And I could not help but pull the g-dang trigger yesterday when above better judgement — that is: the fact that I will no doubt be incapable of wearing these for at least another three months (I am decidedly impatient and thus render anything unusable in the present tense unusable in perpetuity) — I paid $352 dollars to own them.
Will I try wearing them with striped metallic socks to soften the blow of end-of-February? Yes.
Is there a justification system in place given the fact that I could have just purchased the actual Dr. Scholl’s for like, $80? Duh — it might not make sense, but it’s there.
On the one hand, there is the very frank reality that crystal buckles are almost reason enough to do anything. Including hike Mount Everest in a bikini and clogs, for example. So, are these expensive buckles? Yes. But when considering both cost-per-wear and wear-per-feel, they’re also technically free.
Wear-per-feel, by the way, is that thing where every time you put something on you feel like a pop star vacationing on the Spanish Riviera. Priceless.

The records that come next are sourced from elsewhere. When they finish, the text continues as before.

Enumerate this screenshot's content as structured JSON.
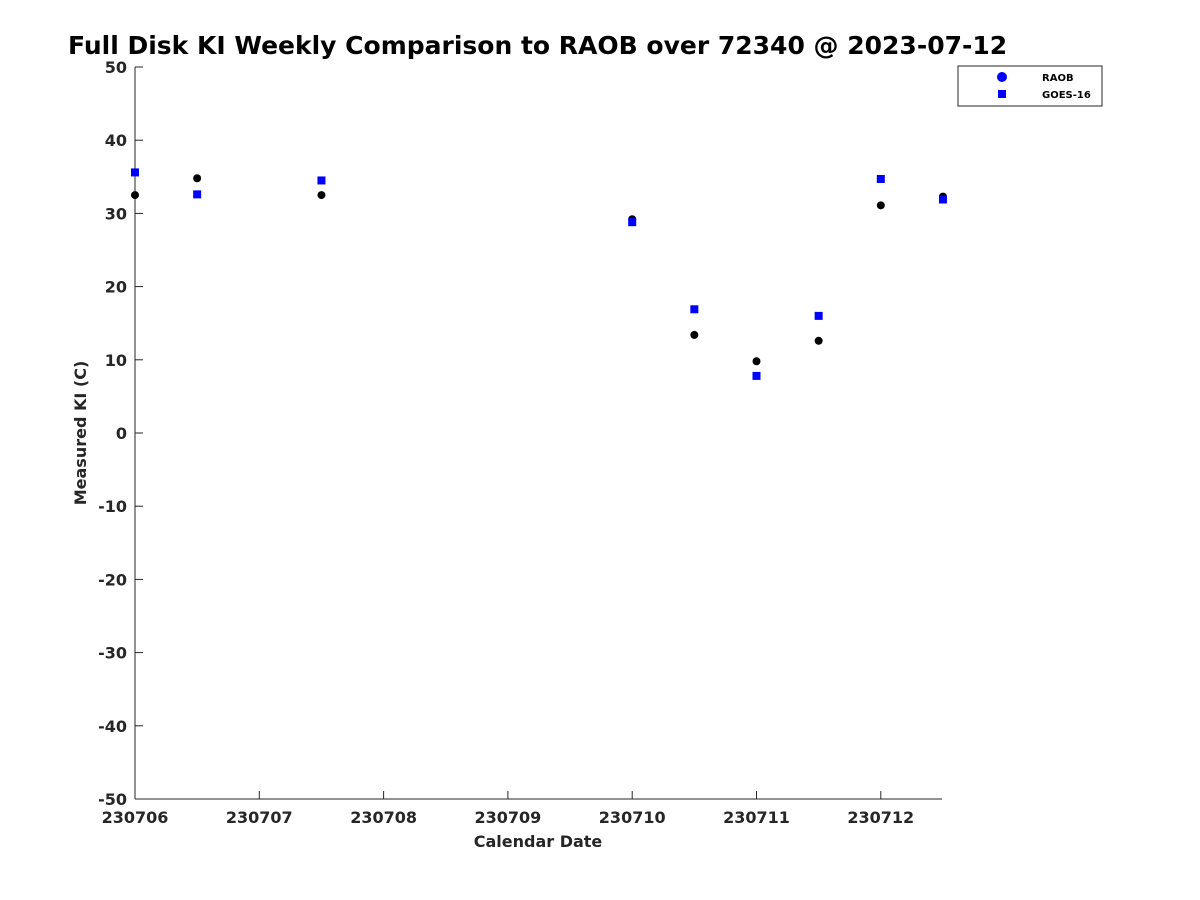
{
  "chart_data": {
    "type": "scatter",
    "title": "Full Disk KI Weekly Comparison to RAOB over 72340 @ 2023-07-12",
    "xlabel": "Calendar Date",
    "ylabel": "Measured KI (C)",
    "ylim": [
      -50,
      50
    ],
    "xlim": [
      "230706",
      "230712.5"
    ],
    "yticks": [
      "50",
      "40",
      "30",
      "20",
      "10",
      "0",
      "-10",
      "-20",
      "-30",
      "-40",
      "-50"
    ],
    "xticks": [
      "230706",
      "230707",
      "230708",
      "230709",
      "230710",
      "230711",
      "230712"
    ],
    "grid": false,
    "legend_position": "top-right",
    "series": [
      {
        "name": "RAOB",
        "marker": "circle",
        "color": "#000000",
        "legend_color": "#0000ff",
        "points": [
          {
            "x": "230706 00Z",
            "y": 32.5
          },
          {
            "x": "230706 12Z",
            "y": 34.8
          },
          {
            "x": "230707 12Z",
            "y": 32.5
          },
          {
            "x": "230710 00Z",
            "y": 29.2
          },
          {
            "x": "230710 12Z",
            "y": 13.4
          },
          {
            "x": "230711 00Z",
            "y": 9.8
          },
          {
            "x": "230711 12Z",
            "y": 12.6
          },
          {
            "x": "230712 00Z",
            "y": 31.1
          },
          {
            "x": "230712 12Z",
            "y": 32.3
          }
        ]
      },
      {
        "name": "GOES-16",
        "marker": "square",
        "color": "#0000ff",
        "legend_color": "#0000ff",
        "points": [
          {
            "x": "230706 00Z",
            "y": 35.6
          },
          {
            "x": "230706 12Z",
            "y": 32.6
          },
          {
            "x": "230707 12Z",
            "y": 34.5
          },
          {
            "x": "230710 00Z",
            "y": 28.8
          },
          {
            "x": "230710 12Z",
            "y": 16.9
          },
          {
            "x": "230711 00Z",
            "y": 7.8
          },
          {
            "x": "230711 12Z",
            "y": 16.0
          },
          {
            "x": "230712 00Z",
            "y": 34.7
          },
          {
            "x": "230712 12Z",
            "y": 31.9
          }
        ]
      }
    ]
  }
}
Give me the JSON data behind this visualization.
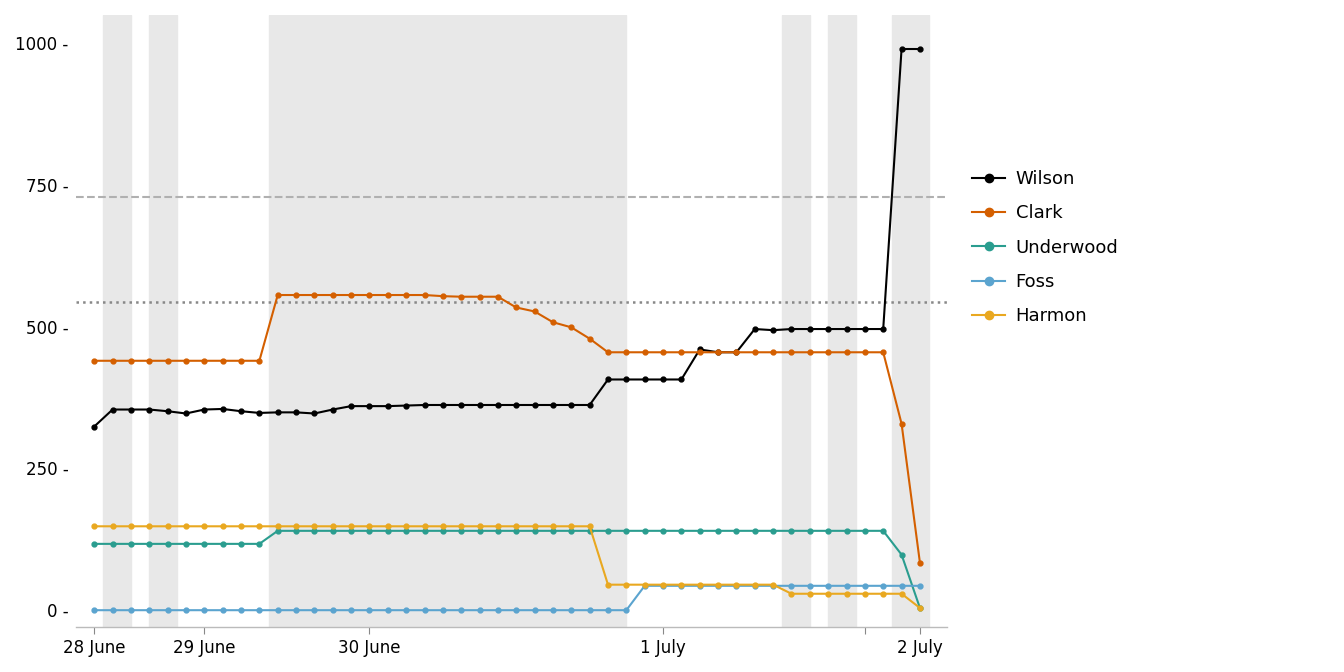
{
  "title": "",
  "xlabel": "",
  "ylabel": "",
  "ylim": [
    -30,
    1050
  ],
  "yticks": [
    0,
    250,
    500,
    750,
    1000
  ],
  "reference_line_2thirds": 728.8,
  "reference_line_majority": 544,
  "background_color": "#ffffff",
  "plot_bg_color": "#ffffff",
  "shaded_regions": [
    [
      1.5,
      3.0
    ],
    [
      4.0,
      5.5
    ],
    [
      10.5,
      30.0
    ],
    [
      38.5,
      40.0
    ],
    [
      41.0,
      42.5
    ],
    [
      44.5,
      46.5
    ]
  ],
  "x_tick_positions": [
    1,
    7,
    16,
    32,
    43,
    46
  ],
  "x_tick_labels": [
    "28 June",
    "29 June",
    "30 June",
    "1 July",
    "",
    "2 July"
  ],
  "series": {
    "Wilson": {
      "color": "#000000",
      "ballots": [
        1,
        2,
        3,
        4,
        5,
        6,
        7,
        8,
        9,
        10,
        11,
        12,
        13,
        14,
        15,
        16,
        17,
        18,
        19,
        20,
        21,
        22,
        23,
        24,
        25,
        26,
        27,
        28,
        29,
        30,
        31,
        32,
        33,
        34,
        35,
        36,
        37,
        38,
        39,
        40,
        41,
        42,
        43,
        44,
        45,
        46
      ],
      "votes": [
        324,
        354,
        354,
        354,
        351,
        347,
        354,
        355,
        351,
        348,
        349,
        349,
        347,
        354,
        360,
        360,
        360,
        361,
        362,
        362,
        362,
        362,
        362,
        362,
        362,
        362,
        362,
        362,
        407,
        407,
        407,
        407,
        407,
        460,
        455,
        455,
        496,
        494,
        496,
        496,
        496,
        496,
        496,
        496,
        990,
        990
      ]
    },
    "Clark": {
      "color": "#d45f00",
      "ballots": [
        1,
        2,
        3,
        4,
        5,
        6,
        7,
        8,
        9,
        10,
        11,
        12,
        13,
        14,
        15,
        16,
        17,
        18,
        19,
        20,
        21,
        22,
        23,
        24,
        25,
        26,
        27,
        28,
        29,
        30,
        31,
        32,
        33,
        34,
        35,
        36,
        37,
        38,
        39,
        40,
        41,
        42,
        43,
        44,
        45,
        46
      ],
      "votes": [
        440,
        440,
        440,
        440,
        440,
        440,
        440,
        440,
        440,
        440,
        556,
        556,
        556,
        556,
        556,
        556,
        556,
        556,
        556,
        554,
        553,
        553,
        553,
        534,
        527,
        508,
        499,
        479,
        455,
        455,
        455,
        455,
        455,
        455,
        455,
        455,
        455,
        455,
        455,
        455,
        455,
        455,
        455,
        455,
        329,
        84
      ]
    },
    "Underwood": {
      "color": "#2a9d8f",
      "ballots": [
        1,
        2,
        3,
        4,
        5,
        6,
        7,
        8,
        9,
        10,
        11,
        12,
        13,
        14,
        15,
        16,
        17,
        18,
        19,
        20,
        21,
        22,
        23,
        24,
        25,
        26,
        27,
        28,
        29,
        30,
        31,
        32,
        33,
        34,
        35,
        36,
        37,
        38,
        39,
        40,
        41,
        42,
        43,
        44,
        45,
        46
      ],
      "votes": [
        117,
        117,
        117,
        117,
        117,
        117,
        117,
        117,
        117,
        117,
        140,
        140,
        140,
        140,
        140,
        140,
        140,
        140,
        140,
        140,
        140,
        140,
        140,
        140,
        140,
        140,
        140,
        140,
        140,
        140,
        140,
        140,
        140,
        140,
        140,
        140,
        140,
        140,
        140,
        140,
        140,
        140,
        140,
        140,
        98,
        4
      ]
    },
    "Foss": {
      "color": "#5ba4cf",
      "ballots": [
        1,
        2,
        3,
        4,
        5,
        6,
        7,
        8,
        9,
        10,
        11,
        12,
        13,
        14,
        15,
        16,
        17,
        18,
        19,
        20,
        21,
        22,
        23,
        24,
        25,
        26,
        27,
        28,
        29,
        30,
        31,
        32,
        33,
        34,
        35,
        36,
        37,
        38,
        39,
        40,
        41,
        42,
        43,
        44,
        45,
        46
      ],
      "votes": [
        0,
        0,
        0,
        0,
        0,
        0,
        0,
        0,
        0,
        0,
        0,
        0,
        0,
        0,
        0,
        0,
        0,
        0,
        0,
        0,
        0,
        0,
        0,
        0,
        0,
        0,
        0,
        0,
        0,
        0,
        43,
        43,
        43,
        43,
        43,
        43,
        43,
        43,
        43,
        43,
        43,
        43,
        43,
        43,
        43,
        43
      ]
    },
    "Harmon": {
      "color": "#e9a820",
      "ballots": [
        1,
        2,
        3,
        4,
        5,
        6,
        7,
        8,
        9,
        10,
        11,
        12,
        13,
        14,
        15,
        16,
        17,
        18,
        19,
        20,
        21,
        22,
        23,
        24,
        25,
        26,
        27,
        28,
        29,
        30,
        31,
        32,
        33,
        34,
        35,
        36,
        37,
        38,
        39,
        40,
        41,
        42,
        43,
        44,
        45,
        46
      ],
      "votes": [
        148,
        148,
        148,
        148,
        148,
        148,
        148,
        148,
        148,
        148,
        148,
        148,
        148,
        148,
        148,
        148,
        148,
        148,
        148,
        148,
        148,
        148,
        148,
        148,
        148,
        148,
        148,
        148,
        45,
        45,
        45,
        45,
        45,
        45,
        45,
        45,
        45,
        45,
        29,
        29,
        29,
        29,
        29,
        29,
        29,
        4
      ]
    }
  },
  "legend_names": [
    "Wilson",
    "Clark",
    "Underwood",
    "Foss",
    "Harmon"
  ],
  "shaded_color": "#e8e8e8"
}
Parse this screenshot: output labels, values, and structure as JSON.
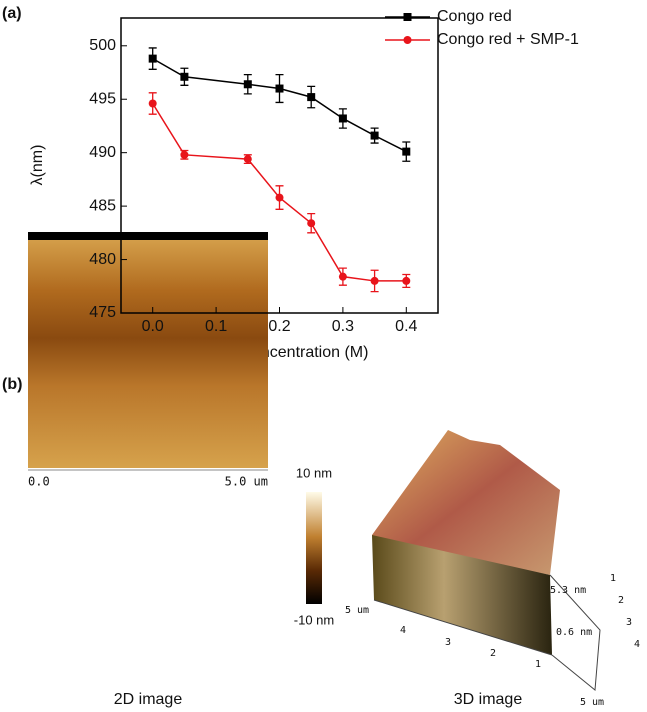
{
  "chart_data": {
    "type": "line",
    "x_label": "NaOH Concentration (M)",
    "y_label": "λ(nm)",
    "x": [
      0.0,
      0.05,
      0.15,
      0.2,
      0.25,
      0.3,
      0.35,
      0.4
    ],
    "series": [
      {
        "name": "Congo red",
        "color": "#000000",
        "marker": "square",
        "values": [
          498.8,
          497.1,
          496.4,
          496.0,
          495.2,
          493.2,
          491.6,
          490.1
        ],
        "errors": [
          1.0,
          0.8,
          0.9,
          1.3,
          1.0,
          0.9,
          0.7,
          0.9
        ]
      },
      {
        "name": "Congo red + SMP-1",
        "color": "#e8141b",
        "marker": "circle",
        "values": [
          494.6,
          489.8,
          489.4,
          485.8,
          483.4,
          478.4,
          478.0,
          478.0
        ],
        "errors": [
          1.0,
          0.4,
          0.4,
          1.1,
          0.9,
          0.8,
          1.0,
          0.6
        ]
      }
    ],
    "xlim": [
      -0.05,
      0.45
    ],
    "ylim": [
      475,
      502.6
    ],
    "xticks": [
      {
        "value": 0,
        "label": "0.0"
      },
      0.1,
      0.2,
      0.3,
      0.4
    ],
    "yticks": [
      475,
      480,
      485,
      490,
      495,
      500
    ],
    "legend": "top-right"
  },
  "panel_labels": [
    "(a)",
    "(b)"
  ],
  "afm": {
    "left_caption": "2D image",
    "right_caption": "3D image",
    "scale_start": "0.0",
    "scale_end": "5.0 um",
    "colorbar_top": "10 nm",
    "colorbar_bottom": "-10 nm",
    "z_top": "5.3 nm",
    "z_bottom": "0.6 nm",
    "axis_start": "5 um",
    "axis_end": "5 um",
    "front_ticks": [
      "4",
      "3",
      "2",
      "1"
    ],
    "side_ticks": [
      "1",
      "2",
      "3",
      "4"
    ]
  }
}
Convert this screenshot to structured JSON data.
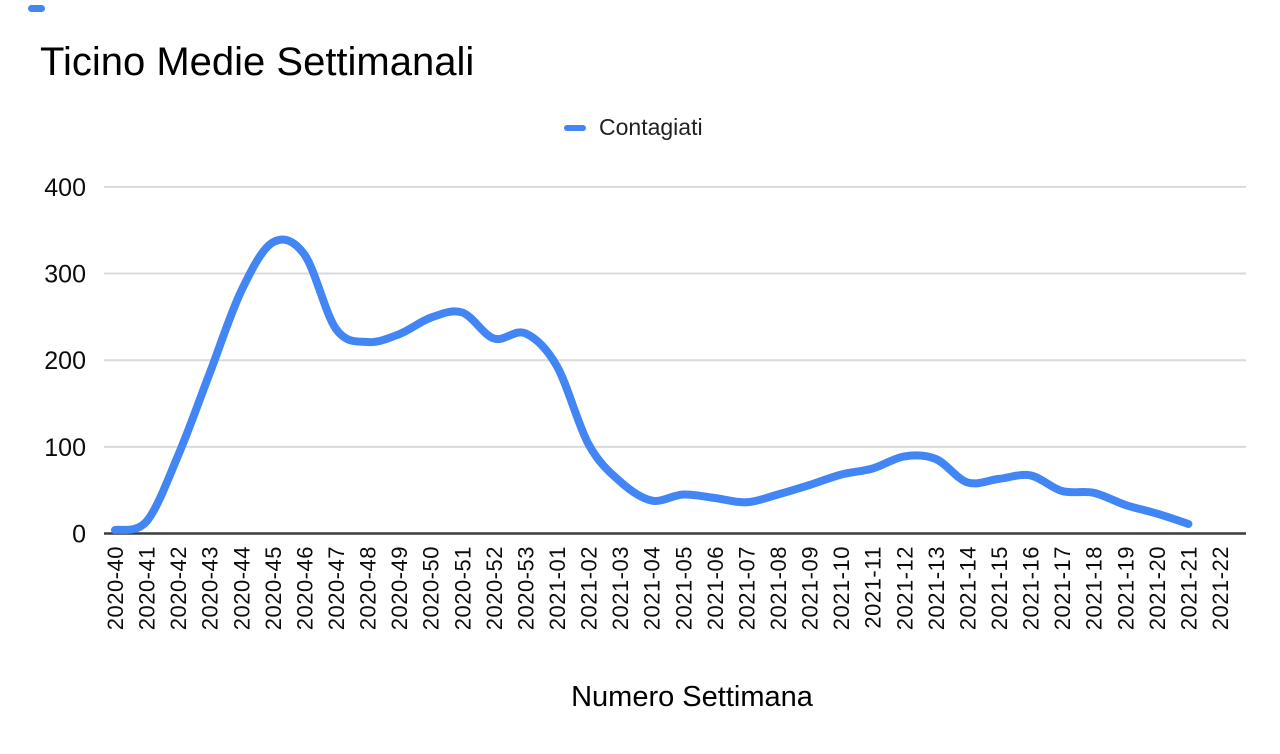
{
  "chart_data": {
    "type": "line",
    "title": "Ticino Medie Settimanali",
    "xlabel": "Numero Settimana",
    "ylabel": "",
    "legend_position": "top",
    "grid": true,
    "y_ticks": [
      0,
      100,
      200,
      300,
      400
    ],
    "ylim": [
      0,
      430
    ],
    "categories": [
      "2020-40",
      "2020-41",
      "2020-42",
      "2020-43",
      "2020-44",
      "2020-45",
      "2020-46",
      "2020-47",
      "2020-48",
      "2020-49",
      "2020-50",
      "2020-51",
      "2020-52",
      "2020-53",
      "2021-01",
      "2021-02",
      "2021-03",
      "2021-04",
      "2021-05",
      "2021-06",
      "2021-07",
      "2021-08",
      "2021-09",
      "2021-10",
      "2021-11",
      "2021-12",
      "2021-13",
      "2021-14",
      "2021-15",
      "2021-16",
      "2021-17",
      "2021-18",
      "2021-19",
      "2021-20",
      "2021-21",
      "2021-22"
    ],
    "series": [
      {
        "name": "Contagiati",
        "color": "#4285f4",
        "values": [
          4,
          14,
          90,
          185,
          280,
          336,
          322,
          236,
          221,
          230,
          249,
          255,
          225,
          231,
          193,
          103,
          60,
          38,
          45,
          41,
          36,
          45,
          56,
          68,
          75,
          89,
          86,
          59,
          63,
          67,
          49,
          47,
          33,
          23,
          11,
          null
        ]
      }
    ],
    "line_smooth": true
  },
  "colors": {
    "line": "#4285f4",
    "grid": "#dadada",
    "axis": "#3c3c3c",
    "text": "#000000"
  }
}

Justification #2: Fashion is cool because it takes literal, utilitarian objects like a pair of podiatrist-recommended shoes and turns them into a flight of fancy. A reason to get out of bed. Ancient Greek Sandals had the right idea last summer when they rolled out their “Filia” shoe, which I got and nurtured until! One day toward the end of August they disappeared (read: one fell out of my overnight bag without my realizing it until three hours too late). I thought about buying them again but they were a) sold out and b) the season was ending. At this point, I think I can comfortably just add another $60 to the $290 and call it highway robbery all the same, no?
And finally, there’s this: given the fact that I anticipate making questionable outfitting choices all spring long — see: capri pants (and I do mean capri pants) and half zips, I may as well go aLL oUtTtT~!~t, no?
Join me — it’ll be fun! What’s the worst that could happen?